I guess Mom really loved Dad enough to be unable to survive without him. Dad had only been dead for less than 2 weeks and Mom couldn't stand it. Her body gave out, her mind and spirit long gone. She was loyal to him, even in death. He was her life.
 
 
But she…she was my everything. She was the one who kissed my buts and took me all over Japan. She played all sorts of sports with me and helped with my homework. She wasn't the best cook, so she made sure I was. She kept me distracted so that I wouldn't notice Dad's absence. She always thought of me first.
 
 
Kenji first, the Kaoru.
 
 
Always.
 
 
She did everything to make sure I got ahead. She did everything to make sure that I stayed away from the life of Battousai. She did it all for me.
 
 
And what do I do to repay her for all the torture she put herself through?
 
 
I abandon her. When she got sick, I left and went to Master Hiko instead of staying with her.
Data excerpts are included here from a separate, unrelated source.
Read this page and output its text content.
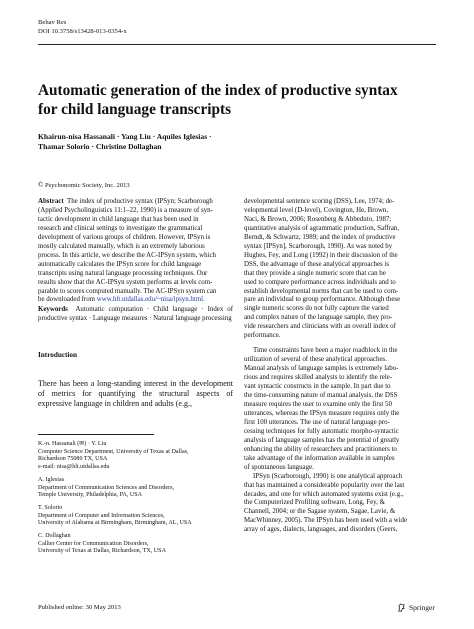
Behav Res
DOI 10.3758/s13428-013-0354-x
Automatic generation of the index of productive syntax for child language transcripts
Khairun-nisa Hassanali · Yang Liu · Aquiles Iglesias ·
Thamar Solorio · Christine Dollaghan
© Psychonomic Society, Inc. 2013
Abstract The index of productive syntax (IPSyn; Scarborough
(Applied Psycholinguistics 11:1–22, 1990) is a measure of syn-
tactic development in child language that has been used in
research and clinical settings to investigate the grammatical
development of various groups of children. However, IPSyn is
mostly calculated manually, which is an extremely laborious
process. In this article, we describe the AC-IPSyn system, which
automatically calculates the IPSyn score for child language
transcripts using natural language processing techniques. Our
results show that the AC-IPSyn system performs at levels com-
parable to scores computed manually. The AC-IPSyn system can
be downloaded from www.hlt.utdallas.edu/~nisa/ipsyn.html.
Keywords Automatic computation · Child language · Index of productive syntax · Language measures · Natural language processing
Introduction
There has been a long-standing interest in the development of metrics for quantifying the structural aspects of expressive language in children and adults (e.g.,
K.-n. Hassanali (✉) · Y. Liu
Computer Science Department, University of Texas at Dallas,
Richardson 75080 TX, USA
e-mail: nisa@hlt.utdallas.edu
A. Iglesias
Department of Communication Sciences and Disorders,
Temple University, Philadelphia, PA, USA
T. Solorio
Department of Computer and Information Sciences,
University of Alabama at Birmingham, Birmingham, AL, USA
C. Dollaghan
Callier Center for Communication Disorders,
University of Texas at Dallas, Richardson, TX, USA

developmental sentence scoring (DSS), Lee, 1974; de-
velopmental level (D-level), Covington, He, Brown,
Naci, & Brown, 2006; Rosenberg & Abbeduto, 1987;
quantitative analysis of agrammatic production, Saffran,
Berndt, & Schwartz, 1989; and the index of productive
syntax [IPSyn], Scarborough, 1990). As was noted by
Hughes, Fey, and Long (1992) in their discussion of the
DSS, the advantage of these analytical approaches is
that they provide a single numeric score that can be
used to compare performance across individuals and to
establish developmental norms that can be used to com-
pare an individual to group performance. Although these
single numeric scores do not fully capture the varied
and complex nature of the language sample, they pro-
vide researchers and clinicians with an overall index of
performance.

Time constraints have been a major roadblock in the
utilization of several of these analytical approaches.
Manual analysis of language samples is extremely labo-
rious and requires skilled analysts to identify the rele-
vant syntactic constructs in the sample. In part due to
the time-consuming nature of manual analysis, the DSS
measure requires the user to examine only the first 50
utterances, whereas the IPSyn measure requires only the
first 100 utterances. The use of natural language pro-
cessing techniques for fully automatic morpho-syntactic
analysis of language samples has the potential of greatly
enhancing the ability of researchers and practitioners to
take advantage of the information available in samples
of spontaneous language.

IPSyn (Scarborough, 1990) is one analytical approach
that has maintained a considerable popularity over the last
decades, and one for which automated systems exist (e.g.,
the Computerized Profiling software, Long, Fey, &
Channell, 2004; or the Sagase system, Sagae, Lavie, &
MacWhinney, 2005). The IPSyn has been used with a wide
array of ages, dialects, languages, and disorders (Geers,

Published online: 30 May 2013	Springer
It was my turn to show her that I loved her and that I wouldn't abandon her. Not like Dad. Not like him.
 
 
But I don't. I leave her to suffer alone. I leave her with nothing. I leave her to fulfill my own selfish needs.
 
 
Just to become another Battousai.
 
 
Now, I cry for forgiveness. She needs to know. She has to know. I love her very much and she will always be my mother. She will always be in my heart and mind. I want to say I'm sorry. I want to say so much, and to tell her how grateful I am. I want to say so much. I want her forgiveness.
 
 
It's been a month since the funerals of Kenshin and Kaoru Himura.
 
 
It has rained sakura petals since the deaths of Kenshin and Kaoru Himura.
 
 
It has snowed tears since the deaths of Kenshin and Kaoru Himura.
 
 
It has rained dirt since the deaths of Kenshin and Kaoru Himura.
 
 
It has snowed butterflies since the deaths of Kenshin and Kaoru Himura.
 
 
I stand over her grave and I cry.
 
 
"Goodbye, Mom. Thank you for everything."